Accountable Care Organization (ACO)

ACOs are groups of doctors, hospitals, and other health care providers, who come together voluntarily to give coordinated high-quality care to their Medicare patients.

The goal of coordinated care is to ensure that patients get the right care at the right time, while avoiding unnecessary duplication of services and preventing medical errors.

When an ACO succeeds both in delivering high-quality care and spending health care dollars more wisely, the ACO will share in the savings it achieves for the Medicare program.

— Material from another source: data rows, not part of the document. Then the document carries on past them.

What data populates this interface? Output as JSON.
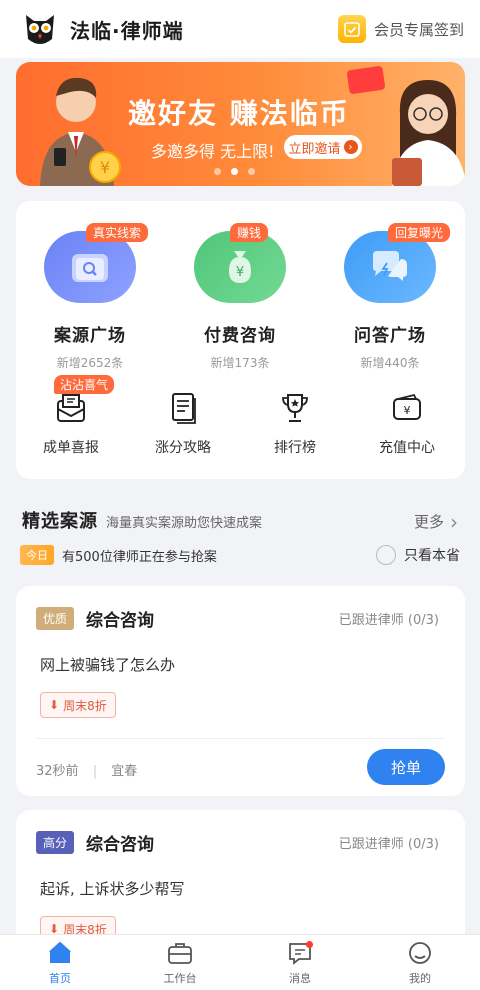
{
  "header": {
    "brand": "法临·律师端",
    "checkin_label": "会员专属签到"
  },
  "banner": {
    "title": "邀好友 赚法临币",
    "subtitle": "多邀多得 无上限!",
    "button_label": "立即邀请"
  },
  "services": [
    {
      "badge": "真实线索",
      "name": "案源广场",
      "count": "新增2652条",
      "icon": "search-folder-icon"
    },
    {
      "badge": "赚钱",
      "name": "付费咨询",
      "count": "新增173条",
      "icon": "money-bag-icon"
    },
    {
      "badge": "回复曝光",
      "name": "问答广场",
      "count": "新增440条",
      "icon": "chat-bubbles-icon"
    }
  ],
  "tools": [
    {
      "label": "成单喜报",
      "badge": "沾沾喜气",
      "icon": "envelope-icon"
    },
    {
      "label": "涨分攻略",
      "badge": "",
      "icon": "document-icon"
    },
    {
      "label": "排行榜",
      "badge": "",
      "icon": "trophy-icon"
    },
    {
      "label": "充值中心",
      "badge": "",
      "icon": "wallet-icon"
    }
  ],
  "section": {
    "title": "精选案源",
    "subtitle": "海量真实案源助您快速成案",
    "more": "更多"
  },
  "today": {
    "tag": "今日",
    "text": "有500位律师正在参与抢案",
    "only_province": "只看本省"
  },
  "cases": [
    {
      "grade": "优质",
      "type": "综合咨询",
      "follow": "已跟进律师 (0/3)",
      "question": "网上被骗钱了怎么办",
      "discount": "周末8折",
      "time": "32秒前",
      "city": "宜春",
      "grab_label": "抢单"
    },
    {
      "grade": "高分",
      "type": "综合咨询",
      "follow": "已跟进律师 (0/3)",
      "question": "起诉, 上诉状多少帮写",
      "discount": "周末8折"
    }
  ],
  "tabbar": [
    {
      "label": "首页",
      "icon": "home-icon",
      "active": true
    },
    {
      "label": "工作台",
      "icon": "briefcase-icon",
      "active": false
    },
    {
      "label": "消息",
      "icon": "message-icon",
      "active": false
    },
    {
      "label": "我的",
      "icon": "profile-icon",
      "active": false
    }
  ],
  "colors": {
    "primary": "#2f82f0",
    "badge": "#ff6a3c",
    "banner": "#ff7a34"
  }
}
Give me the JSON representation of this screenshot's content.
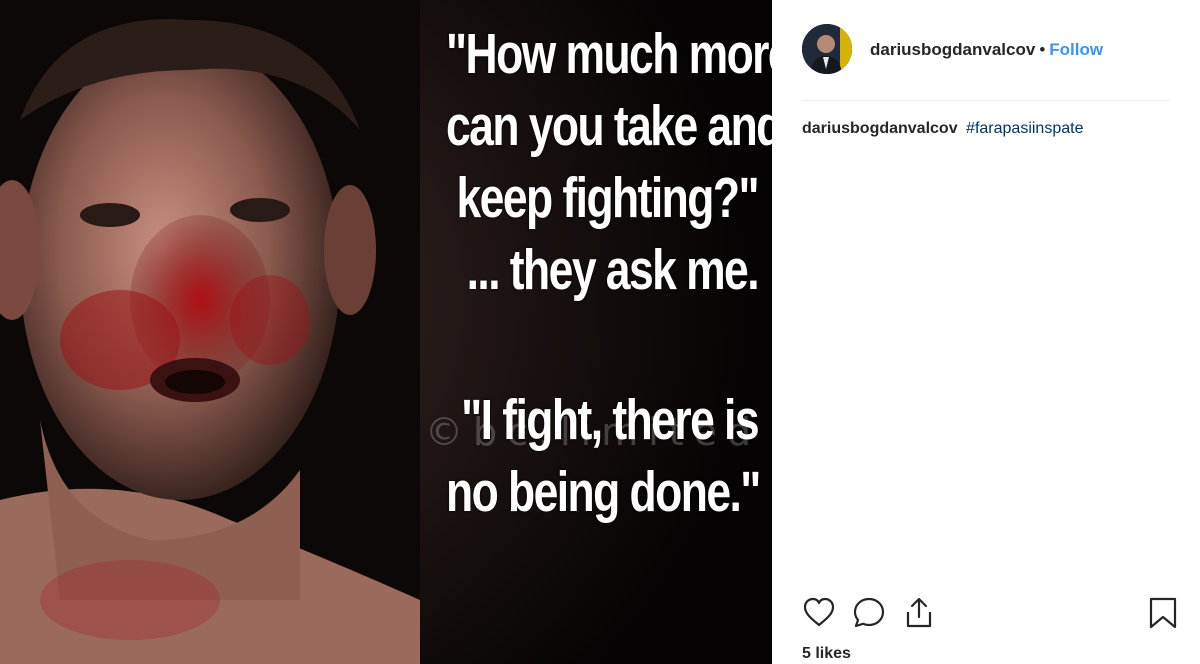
{
  "post": {
    "image": {
      "quote_lines_top": [
        "\"How much more",
        "can you take and",
        "keep fighting?\"",
        "... they ask me."
      ],
      "quote_lines_bottom": [
        "\"I fight, there is",
        "no being done.\""
      ],
      "watermark": "©bc.limited"
    }
  },
  "header": {
    "username": "dariusbogdanvalcov",
    "separator": "•",
    "follow_label": "Follow"
  },
  "caption": {
    "username": "dariusbogdanvalcov",
    "hashtag": "#farapasiinspate"
  },
  "actions": {
    "icons": [
      "heart-icon",
      "comment-icon",
      "share-icon",
      "bookmark-icon"
    ]
  },
  "likes": "5 likes",
  "colors": {
    "link": "#3897f0",
    "hashtag": "#003569",
    "text": "#262626",
    "divider": "#efefef"
  }
}
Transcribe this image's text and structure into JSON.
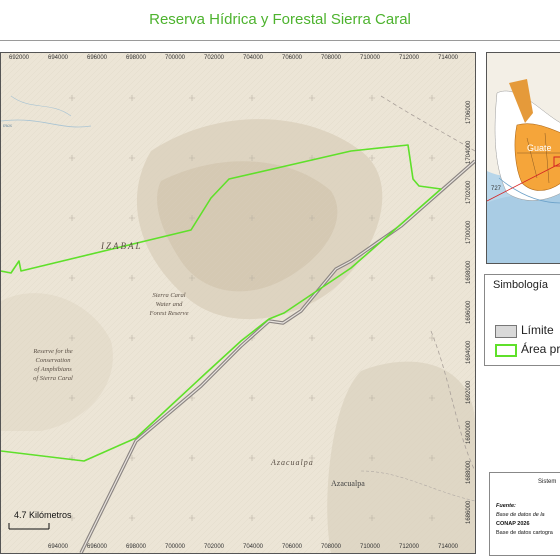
{
  "map": {
    "title": "Reserva Hídrica y Forestal Sierra Caral",
    "x_ticks": [
      "692000",
      "694000",
      "696000",
      "698000",
      "700000",
      "702000",
      "704000",
      "706000",
      "708000",
      "710000",
      "712000",
      "714000"
    ],
    "y_ticks": [
      "1706000",
      "1704000",
      "1702000",
      "1700000",
      "1698000",
      "1696000",
      "1694000",
      "1692000",
      "1690000",
      "1688000",
      "1686000"
    ],
    "labels": {
      "izabal": "IZABAL",
      "sierra_caral": [
        "Sierra Caral",
        "Water and",
        "Forest Reserve"
      ],
      "reserve_amphibians": [
        "Reserve for the",
        "Conservation",
        "of Amphibians",
        "of Sierra Caral"
      ],
      "azacualpa_1": "Azacualpa",
      "azacualpa_2": "Azacualpa",
      "top_left": "mas"
    },
    "scale_label": "4.7 Kilómetros",
    "colors": {
      "area_outline": "#5fe02a",
      "title": "#4db32e",
      "road": "#8b8582",
      "terrain": "#ece5d6"
    }
  },
  "inset": {
    "label_country": "Guate",
    "label_num": "727"
  },
  "legend": {
    "title": "Simbología",
    "items": [
      {
        "label": "Límite",
        "swatch": "#d9d9d9"
      },
      {
        "label": "Área pr",
        "swatch": "#5fe02a"
      }
    ]
  },
  "info": {
    "system": "Sistem",
    "source_title": "Fuente:",
    "lines": [
      "Base de datos de la",
      "CONAP 2026",
      "Base de datos cartogra"
    ]
  }
}
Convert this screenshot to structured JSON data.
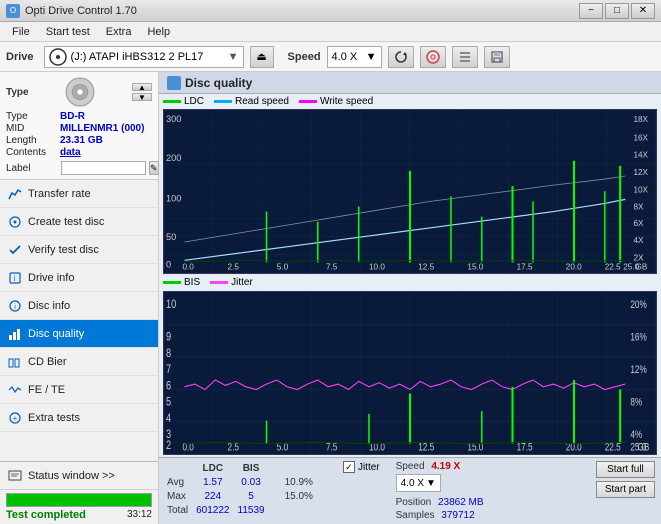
{
  "titlebar": {
    "title": "Opti Drive Control 1.70",
    "min_btn": "−",
    "max_btn": "□",
    "close_btn": "✕"
  },
  "menubar": {
    "items": [
      "File",
      "Start test",
      "Extra",
      "Help"
    ]
  },
  "drivebar": {
    "drive_label": "Drive",
    "drive_value": "(J:)  ATAPI iHBS312  2 PL17",
    "speed_label": "Speed",
    "speed_value": "4.0 X"
  },
  "sidebar": {
    "disc_section": {
      "type_label": "Type",
      "type_value": "BD-R",
      "mid_label": "MID",
      "mid_value": "MILLENMR1 (000)",
      "length_label": "Length",
      "length_value": "23.31 GB",
      "contents_label": "Contents",
      "contents_value": "data",
      "label_label": "Label"
    },
    "nav_items": [
      {
        "id": "transfer-rate",
        "label": "Transfer rate",
        "icon": "chart"
      },
      {
        "id": "create-test-disc",
        "label": "Create test disc",
        "icon": "disc"
      },
      {
        "id": "verify-test-disc",
        "label": "Verify test disc",
        "icon": "check"
      },
      {
        "id": "drive-info",
        "label": "Drive info",
        "icon": "info"
      },
      {
        "id": "disc-info",
        "label": "Disc info",
        "icon": "disc-info"
      },
      {
        "id": "disc-quality",
        "label": "Disc quality",
        "icon": "quality",
        "active": true
      },
      {
        "id": "cd-bier",
        "label": "CD Bier",
        "icon": "cd"
      },
      {
        "id": "fe-te",
        "label": "FE / TE",
        "icon": "fe"
      },
      {
        "id": "extra-tests",
        "label": "Extra tests",
        "icon": "extra"
      }
    ],
    "status_window": "Status window >>",
    "progress": {
      "percent": 100,
      "status_text": "Test completed",
      "time": "33:12"
    }
  },
  "chart": {
    "title": "Disc quality",
    "legend": {
      "ldc_label": "LDC",
      "read_speed_label": "Read speed",
      "write_speed_label": "Write speed"
    },
    "legend2": {
      "bis_label": "BIS",
      "jitter_label": "Jitter"
    },
    "x_axis_max": "25.0",
    "x_axis_unit": "GB",
    "top_chart": {
      "y_left_max": 300,
      "y_right_labels": [
        "18X",
        "16X",
        "14X",
        "12X",
        "10X",
        "8X",
        "6X",
        "4X",
        "2X"
      ]
    },
    "bottom_chart": {
      "y_left_max": 10,
      "y_right_labels": [
        "20%",
        "16%",
        "12%",
        "8%",
        "4%"
      ]
    }
  },
  "stats": {
    "col_ldc": "LDC",
    "col_bis": "BIS",
    "col_jitter": "Jitter",
    "col_speed": "Speed",
    "col_position": "Position",
    "col_samples": "Samples",
    "avg_label": "Avg",
    "max_label": "Max",
    "total_label": "Total",
    "avg_ldc": "1.57",
    "avg_bis": "0.03",
    "avg_jitter": "10.9%",
    "max_ldc": "224",
    "max_bis": "5",
    "max_jitter": "15.0%",
    "total_ldc": "601222",
    "total_bis": "11539",
    "speed_val": "4.19 X",
    "speed_select": "4.0 X",
    "position_val": "23862 MB",
    "samples_val": "379712",
    "start_full_label": "Start full",
    "start_part_label": "Start part",
    "jitter_checked": true
  }
}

Participation in a Shared Savings Program Accountable Care Organization (ACO) creates incentives for health care providers to work together to treat an individual patient across care settings, including doctor’s offices, hospitals, and long-term care facilities.

How ACOs work

Eligible ACO providers and suppliers that may participate in the Shared Savings Program include:

  • ACO professionals in group practice arrangements
  • Networks of individual practices of ACO professionals
  • Partnerships or joint venture arrangements between hospitals and ACO professionals
  • Hospitals employing ACO professionals
  • Critical Access Hospitals (CAHs) that bill under Method II
  • Federally Qualified Health Centers (FQHCs)
  • Rural Health Clinics (RHCs)
  • Teaching hospitals that have elected to receive payment on a reasonable cost basis for the direct medical and surgical services of their physicians

Provider Participation

To participate in the Shared Savings Program, Medicare-enrolled providers and suppliers must form or join an ACO, and the ACO must apply and be accepted to the Shared Savings Program. Providers and suppliers may contact other ACO participants in the region, state, or national professional associations to investigate opportunities to join an ACO. ACOs must have at least 5,000 Medicare fee-for-service (FFS) beneficiaries assigned to their ACO in each benchmark year to be eligible for participation in the Shared Savings Program.